Mumbai-based Aruna Jayashankar (name changed on request), who has a home loan account with UBI questioned it on which of the two rate reductions was more beneficial for her. The reply was, “The end result is the same."

Adhil Shetty of BankBazaar.com says reduction in a bank’s spread does not happen often. “Cut in spread is non-standard and needs to be reviewed with caution. Cut in base rate is far more transparent for passing on benefits to borrowers," he says.

Typically, a cut in spread is for new borrowers and the existing ones are benefited only if the base rate is changed.
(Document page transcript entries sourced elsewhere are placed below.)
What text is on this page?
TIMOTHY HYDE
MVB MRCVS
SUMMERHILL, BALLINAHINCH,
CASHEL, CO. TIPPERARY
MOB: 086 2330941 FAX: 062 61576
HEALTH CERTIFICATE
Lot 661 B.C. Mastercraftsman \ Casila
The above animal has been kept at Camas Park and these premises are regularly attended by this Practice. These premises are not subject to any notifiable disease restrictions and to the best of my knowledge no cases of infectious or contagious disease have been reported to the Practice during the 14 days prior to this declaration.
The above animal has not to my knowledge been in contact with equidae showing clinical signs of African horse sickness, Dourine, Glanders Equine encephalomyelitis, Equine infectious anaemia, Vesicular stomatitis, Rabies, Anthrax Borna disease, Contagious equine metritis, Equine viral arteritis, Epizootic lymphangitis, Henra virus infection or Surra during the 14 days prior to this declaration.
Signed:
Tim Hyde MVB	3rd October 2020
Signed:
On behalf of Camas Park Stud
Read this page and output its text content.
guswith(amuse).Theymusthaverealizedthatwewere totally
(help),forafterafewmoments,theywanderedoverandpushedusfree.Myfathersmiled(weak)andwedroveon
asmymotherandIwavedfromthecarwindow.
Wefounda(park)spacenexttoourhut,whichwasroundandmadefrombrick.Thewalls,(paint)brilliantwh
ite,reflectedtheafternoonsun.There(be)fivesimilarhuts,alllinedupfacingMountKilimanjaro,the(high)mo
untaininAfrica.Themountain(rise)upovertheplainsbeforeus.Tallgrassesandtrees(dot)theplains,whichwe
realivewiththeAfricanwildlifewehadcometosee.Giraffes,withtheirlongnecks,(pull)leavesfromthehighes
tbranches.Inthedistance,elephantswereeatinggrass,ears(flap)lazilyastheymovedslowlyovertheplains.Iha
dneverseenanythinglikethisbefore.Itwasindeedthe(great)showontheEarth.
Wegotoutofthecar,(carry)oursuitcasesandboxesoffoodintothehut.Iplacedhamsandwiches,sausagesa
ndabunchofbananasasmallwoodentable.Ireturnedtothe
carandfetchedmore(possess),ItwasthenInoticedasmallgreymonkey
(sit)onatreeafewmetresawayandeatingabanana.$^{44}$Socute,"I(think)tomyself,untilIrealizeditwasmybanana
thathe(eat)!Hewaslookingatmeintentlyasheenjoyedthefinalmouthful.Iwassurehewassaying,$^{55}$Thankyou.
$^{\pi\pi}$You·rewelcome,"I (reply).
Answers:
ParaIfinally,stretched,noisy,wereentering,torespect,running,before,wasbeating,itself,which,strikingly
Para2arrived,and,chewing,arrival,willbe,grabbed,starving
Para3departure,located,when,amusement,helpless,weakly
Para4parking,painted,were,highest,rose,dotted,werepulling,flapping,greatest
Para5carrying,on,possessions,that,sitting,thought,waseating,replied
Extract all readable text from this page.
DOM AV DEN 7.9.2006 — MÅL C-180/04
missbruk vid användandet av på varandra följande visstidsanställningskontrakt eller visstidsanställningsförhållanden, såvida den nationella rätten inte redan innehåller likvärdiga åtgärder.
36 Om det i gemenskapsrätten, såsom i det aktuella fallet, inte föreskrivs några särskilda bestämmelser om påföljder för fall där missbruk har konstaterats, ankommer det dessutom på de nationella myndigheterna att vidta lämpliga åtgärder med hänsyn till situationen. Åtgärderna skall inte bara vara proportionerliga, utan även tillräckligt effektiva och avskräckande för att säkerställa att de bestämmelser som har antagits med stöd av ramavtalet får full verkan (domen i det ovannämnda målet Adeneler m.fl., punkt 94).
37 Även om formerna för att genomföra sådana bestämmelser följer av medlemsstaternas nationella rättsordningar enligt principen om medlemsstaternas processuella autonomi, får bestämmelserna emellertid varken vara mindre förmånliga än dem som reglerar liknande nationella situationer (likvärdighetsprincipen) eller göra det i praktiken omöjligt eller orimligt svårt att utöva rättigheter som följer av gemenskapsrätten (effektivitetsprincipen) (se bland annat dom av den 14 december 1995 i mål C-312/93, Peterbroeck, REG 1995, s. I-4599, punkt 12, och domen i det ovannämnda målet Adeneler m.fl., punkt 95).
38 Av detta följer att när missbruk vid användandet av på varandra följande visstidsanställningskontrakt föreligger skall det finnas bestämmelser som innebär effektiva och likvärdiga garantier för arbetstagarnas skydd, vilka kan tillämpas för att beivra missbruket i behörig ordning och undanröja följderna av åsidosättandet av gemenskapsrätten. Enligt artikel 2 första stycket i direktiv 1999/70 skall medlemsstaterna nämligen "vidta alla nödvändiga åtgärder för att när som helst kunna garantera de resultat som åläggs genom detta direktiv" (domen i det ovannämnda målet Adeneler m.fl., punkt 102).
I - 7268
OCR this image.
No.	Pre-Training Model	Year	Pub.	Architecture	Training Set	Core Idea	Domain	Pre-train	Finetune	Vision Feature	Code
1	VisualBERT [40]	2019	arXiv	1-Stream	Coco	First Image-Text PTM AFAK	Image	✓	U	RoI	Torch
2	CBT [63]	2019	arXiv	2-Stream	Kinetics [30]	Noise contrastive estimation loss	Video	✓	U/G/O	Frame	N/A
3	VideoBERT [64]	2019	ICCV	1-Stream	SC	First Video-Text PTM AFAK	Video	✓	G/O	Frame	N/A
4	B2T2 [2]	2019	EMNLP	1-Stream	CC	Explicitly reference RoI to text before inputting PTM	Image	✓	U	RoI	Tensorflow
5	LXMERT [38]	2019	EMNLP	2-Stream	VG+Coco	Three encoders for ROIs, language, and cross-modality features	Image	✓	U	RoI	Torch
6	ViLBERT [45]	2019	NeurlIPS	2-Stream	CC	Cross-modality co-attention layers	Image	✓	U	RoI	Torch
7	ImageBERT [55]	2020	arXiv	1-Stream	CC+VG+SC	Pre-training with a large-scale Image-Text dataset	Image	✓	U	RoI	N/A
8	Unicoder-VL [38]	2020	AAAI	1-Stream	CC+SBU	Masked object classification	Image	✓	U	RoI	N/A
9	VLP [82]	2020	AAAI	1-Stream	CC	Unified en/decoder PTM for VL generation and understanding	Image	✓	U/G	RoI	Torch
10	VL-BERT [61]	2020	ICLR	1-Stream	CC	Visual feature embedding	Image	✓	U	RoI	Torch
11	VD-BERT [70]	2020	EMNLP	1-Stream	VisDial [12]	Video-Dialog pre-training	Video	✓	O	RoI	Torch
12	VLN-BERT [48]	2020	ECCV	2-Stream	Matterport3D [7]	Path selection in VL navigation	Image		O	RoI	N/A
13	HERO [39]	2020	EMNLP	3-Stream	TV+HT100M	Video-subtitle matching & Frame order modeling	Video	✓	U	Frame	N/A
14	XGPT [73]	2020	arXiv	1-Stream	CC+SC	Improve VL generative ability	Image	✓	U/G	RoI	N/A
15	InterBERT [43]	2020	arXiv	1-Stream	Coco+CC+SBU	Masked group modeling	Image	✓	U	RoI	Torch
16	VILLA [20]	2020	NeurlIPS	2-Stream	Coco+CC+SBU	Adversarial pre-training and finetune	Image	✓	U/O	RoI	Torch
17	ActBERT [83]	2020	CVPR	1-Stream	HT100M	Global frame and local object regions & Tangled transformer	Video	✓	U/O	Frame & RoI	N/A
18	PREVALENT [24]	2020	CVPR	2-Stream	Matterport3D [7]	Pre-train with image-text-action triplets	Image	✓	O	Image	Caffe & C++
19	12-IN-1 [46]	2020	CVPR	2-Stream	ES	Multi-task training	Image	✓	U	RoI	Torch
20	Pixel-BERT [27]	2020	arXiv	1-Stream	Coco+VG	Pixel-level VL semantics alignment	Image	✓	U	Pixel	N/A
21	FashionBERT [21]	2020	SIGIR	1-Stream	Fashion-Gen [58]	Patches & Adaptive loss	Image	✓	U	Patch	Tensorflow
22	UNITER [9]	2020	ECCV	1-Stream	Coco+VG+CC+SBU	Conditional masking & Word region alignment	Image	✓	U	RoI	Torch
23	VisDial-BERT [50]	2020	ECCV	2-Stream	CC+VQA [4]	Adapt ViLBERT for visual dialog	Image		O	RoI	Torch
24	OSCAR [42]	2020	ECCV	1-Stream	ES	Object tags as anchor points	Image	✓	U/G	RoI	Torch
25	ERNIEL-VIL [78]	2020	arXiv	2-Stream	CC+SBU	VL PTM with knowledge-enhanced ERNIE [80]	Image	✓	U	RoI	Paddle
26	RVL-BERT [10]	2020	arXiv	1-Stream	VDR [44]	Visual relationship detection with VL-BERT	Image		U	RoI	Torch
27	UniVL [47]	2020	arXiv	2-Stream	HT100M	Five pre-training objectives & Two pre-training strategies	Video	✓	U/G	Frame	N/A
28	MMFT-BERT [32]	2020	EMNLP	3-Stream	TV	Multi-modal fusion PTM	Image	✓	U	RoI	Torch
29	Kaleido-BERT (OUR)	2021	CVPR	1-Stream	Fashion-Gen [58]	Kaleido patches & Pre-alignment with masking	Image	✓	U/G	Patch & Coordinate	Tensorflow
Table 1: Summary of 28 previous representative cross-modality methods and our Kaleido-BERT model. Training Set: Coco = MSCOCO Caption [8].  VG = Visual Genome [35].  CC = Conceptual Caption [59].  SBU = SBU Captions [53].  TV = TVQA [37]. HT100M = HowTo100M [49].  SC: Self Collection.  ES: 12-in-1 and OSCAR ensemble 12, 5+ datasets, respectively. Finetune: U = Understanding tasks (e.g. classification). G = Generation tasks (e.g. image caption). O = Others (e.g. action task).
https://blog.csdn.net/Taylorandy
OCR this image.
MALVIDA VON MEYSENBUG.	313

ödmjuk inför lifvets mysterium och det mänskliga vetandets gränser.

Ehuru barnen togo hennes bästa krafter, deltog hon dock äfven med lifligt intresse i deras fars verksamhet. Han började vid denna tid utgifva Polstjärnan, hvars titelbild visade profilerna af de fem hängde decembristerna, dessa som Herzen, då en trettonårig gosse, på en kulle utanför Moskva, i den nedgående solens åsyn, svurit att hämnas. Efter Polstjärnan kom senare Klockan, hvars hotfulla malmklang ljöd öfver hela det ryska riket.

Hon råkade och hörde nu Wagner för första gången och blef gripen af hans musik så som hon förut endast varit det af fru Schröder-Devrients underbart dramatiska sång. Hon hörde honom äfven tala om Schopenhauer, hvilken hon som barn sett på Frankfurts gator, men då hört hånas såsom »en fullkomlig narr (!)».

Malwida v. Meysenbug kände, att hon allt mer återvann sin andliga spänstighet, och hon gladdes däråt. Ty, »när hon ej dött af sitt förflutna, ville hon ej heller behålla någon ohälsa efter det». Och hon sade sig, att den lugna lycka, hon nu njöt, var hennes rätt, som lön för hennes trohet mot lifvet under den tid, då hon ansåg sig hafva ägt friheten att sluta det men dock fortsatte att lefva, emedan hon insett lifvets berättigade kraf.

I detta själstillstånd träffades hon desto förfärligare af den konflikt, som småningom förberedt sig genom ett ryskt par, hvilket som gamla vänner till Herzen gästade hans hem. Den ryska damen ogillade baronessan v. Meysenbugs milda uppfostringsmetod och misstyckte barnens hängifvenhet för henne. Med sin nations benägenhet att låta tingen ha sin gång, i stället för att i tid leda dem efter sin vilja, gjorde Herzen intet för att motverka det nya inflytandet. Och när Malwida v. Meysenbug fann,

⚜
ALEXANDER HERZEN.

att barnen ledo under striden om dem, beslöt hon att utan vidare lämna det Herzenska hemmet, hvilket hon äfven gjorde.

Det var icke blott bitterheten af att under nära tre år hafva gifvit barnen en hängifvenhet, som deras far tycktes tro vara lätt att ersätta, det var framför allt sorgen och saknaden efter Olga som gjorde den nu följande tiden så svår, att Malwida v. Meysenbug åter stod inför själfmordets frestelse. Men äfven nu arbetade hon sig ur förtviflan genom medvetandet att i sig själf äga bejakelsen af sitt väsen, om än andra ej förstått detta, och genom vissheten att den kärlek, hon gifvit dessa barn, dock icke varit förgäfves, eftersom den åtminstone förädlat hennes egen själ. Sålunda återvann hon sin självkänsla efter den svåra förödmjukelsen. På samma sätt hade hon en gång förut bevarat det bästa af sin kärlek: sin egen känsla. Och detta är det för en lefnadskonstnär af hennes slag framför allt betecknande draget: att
But banks can also decide to pass on a spread cut to existing borrowers, like UBI did last week, to “all new and existing floating rate customers". It reduced home loan rates by 50-150 bps across various tenures. Loans of up to Rs 30 lakh will come at 10.5 per cent or the base rate. Earlier, these were levied 50 bps more. Loans between Rs 30 lakh and Rs 75 lakh, would be charged at 25 bps over the base rate. Loans between Rs 75 lakh and Rs 5 crore would be levied 50 bps over the base rate.

Given that the base rate is market-linked, a revision there is more beneficial and transparent. Banks review their base rates every quarter. As market conditions do not change drastically every couple of months, it does not change often and to that extent is a more permanent component of the lending rate, explain bankers. So, a cut in the base rate is likely to stay longer for a borrower.

That may not be true for a cut in spread. “Spread is a way of earning for banks and there is no norm on when and how it can be changed. Even if a bank cuts the spread today, there are chances it may restore this when it cuts the base rate next time," says a senior official with Oriental Bank of Commerce. Assume you are repaying at 10 per cent today and with a cut in lending rate or spread, your rate is revised to 9.5 per cent. It may happen that when the bank cuts its base rate by 50 bps, your rate continues at 9.5 per cent, as your spread has been increased by 50 bps.

However, a senior banker at a foreign lender argues that a cut in spread is more beneficial, as banks do not generally restore or increase the spread. “Spreads are mostly constant for each customer and, hence, a cut in it better, as it benefits banks to have a higher spread," he says.